“Ma passerà, sì passerà questo pallore che ci rende così simili da perderci.”
E’ notte e la telefonata della mia amica G. arriva puntuale come un orologio. A disallineare giorni ordinati a fatica. Bastano cinque secondi di silenzio ed è già chiaro tutto.
A volte abbiamo così paura che qualcosa di meraviglioso si rovini che finiamo per rovinarlo noi. E’ come se, convinti dell’inevitabile, decidessimo di provocare volontariamente un disastro. Finché ci siamo, in mezzo alla tormenta, non ce ne rendiamo mica conto. E’ quando cala il vento, la neve ha ricoperto gli alberi e rimane solo un freddo glaciale che ci accorgiamo che non c’è più niente.
Cammino lentamente mentre capisco che è impossibile riempire il silenzio di chi sento dall’altra parte. Posso solo accoglierlo, respirando per far sentire che ci sono, ma senza spazzarne via la dignità con insopportabili luoghi comuni. Per una volta non so davvero cosa dirle.
Sono passate le due quando torno a casa e stasera spero davvero che T. sia alzata. Spero di aprire la porta e vedere la luce nel corridoio sentendo piano la musica che si diffonde per la casa.

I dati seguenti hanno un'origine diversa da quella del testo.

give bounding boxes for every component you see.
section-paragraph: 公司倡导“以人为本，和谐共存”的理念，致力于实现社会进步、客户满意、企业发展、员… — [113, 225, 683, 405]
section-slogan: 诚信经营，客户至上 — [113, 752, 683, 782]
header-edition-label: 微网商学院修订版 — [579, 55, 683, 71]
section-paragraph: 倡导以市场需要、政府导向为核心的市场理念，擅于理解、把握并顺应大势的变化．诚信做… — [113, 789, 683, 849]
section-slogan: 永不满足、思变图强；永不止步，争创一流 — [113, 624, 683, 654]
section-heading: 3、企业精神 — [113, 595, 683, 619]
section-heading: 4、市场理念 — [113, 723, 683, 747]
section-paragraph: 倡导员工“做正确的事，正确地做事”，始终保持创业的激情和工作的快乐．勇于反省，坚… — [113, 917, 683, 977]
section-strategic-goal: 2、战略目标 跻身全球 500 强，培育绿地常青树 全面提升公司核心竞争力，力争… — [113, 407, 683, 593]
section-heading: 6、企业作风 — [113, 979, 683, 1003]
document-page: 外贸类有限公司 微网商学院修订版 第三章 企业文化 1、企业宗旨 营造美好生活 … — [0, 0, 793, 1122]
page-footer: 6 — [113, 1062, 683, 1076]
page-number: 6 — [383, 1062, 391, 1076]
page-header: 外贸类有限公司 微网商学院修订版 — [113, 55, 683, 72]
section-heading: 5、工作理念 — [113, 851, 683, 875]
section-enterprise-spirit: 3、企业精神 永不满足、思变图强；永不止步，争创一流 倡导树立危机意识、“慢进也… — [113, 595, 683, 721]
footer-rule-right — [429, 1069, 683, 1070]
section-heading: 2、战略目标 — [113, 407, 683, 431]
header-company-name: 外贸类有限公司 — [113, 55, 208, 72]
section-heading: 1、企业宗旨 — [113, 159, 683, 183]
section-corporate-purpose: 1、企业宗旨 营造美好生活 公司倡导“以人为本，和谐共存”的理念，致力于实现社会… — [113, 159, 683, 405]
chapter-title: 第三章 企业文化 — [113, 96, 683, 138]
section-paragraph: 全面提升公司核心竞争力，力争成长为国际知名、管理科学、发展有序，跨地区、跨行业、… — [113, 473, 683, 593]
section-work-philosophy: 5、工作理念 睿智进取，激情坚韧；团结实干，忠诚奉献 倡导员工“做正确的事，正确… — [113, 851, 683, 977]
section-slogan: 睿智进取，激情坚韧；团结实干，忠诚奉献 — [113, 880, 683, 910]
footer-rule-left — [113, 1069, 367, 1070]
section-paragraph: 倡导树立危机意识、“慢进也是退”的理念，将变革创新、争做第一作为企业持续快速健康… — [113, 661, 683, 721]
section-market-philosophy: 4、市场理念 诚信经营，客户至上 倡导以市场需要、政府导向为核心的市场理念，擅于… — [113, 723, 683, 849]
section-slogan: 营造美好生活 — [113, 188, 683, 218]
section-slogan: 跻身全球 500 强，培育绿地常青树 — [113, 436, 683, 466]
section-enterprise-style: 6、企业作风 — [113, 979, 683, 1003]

Giro la chiave e poi aspetto qualche secondo prima di entrare. La voce di T. anticipa ogni altra azione.
“Hey”
Sorrido.
Mentre entro la vedo alzarsi dalla scrivania e venirmi incontro stiracchiandosi.
“I’m still up”.
Lentamente, comincio a parlare.
E’ bello, spesso, usare un’altra lingua. Ti permette di prendere distanza. E magari intuire che c’è una via d’uscita da suggerire, un po’ meno scontata delle altre. Le parole si mescolano al profumo di Apple Crisp che si è sparso per tutto l’appartamento.
C’è calore e ce n’è davvero bisogno.
Se lo senti, forse riuscirai anche a trasmetterlo. Bisogna aiutare G. a sciogliere un po’ di tutta quella neve. E da qualche parte bisogna iniziare.
Musica: stavolta è troppo bassa per riuscire a sentirla. Che qualcuno la alzi, per favore.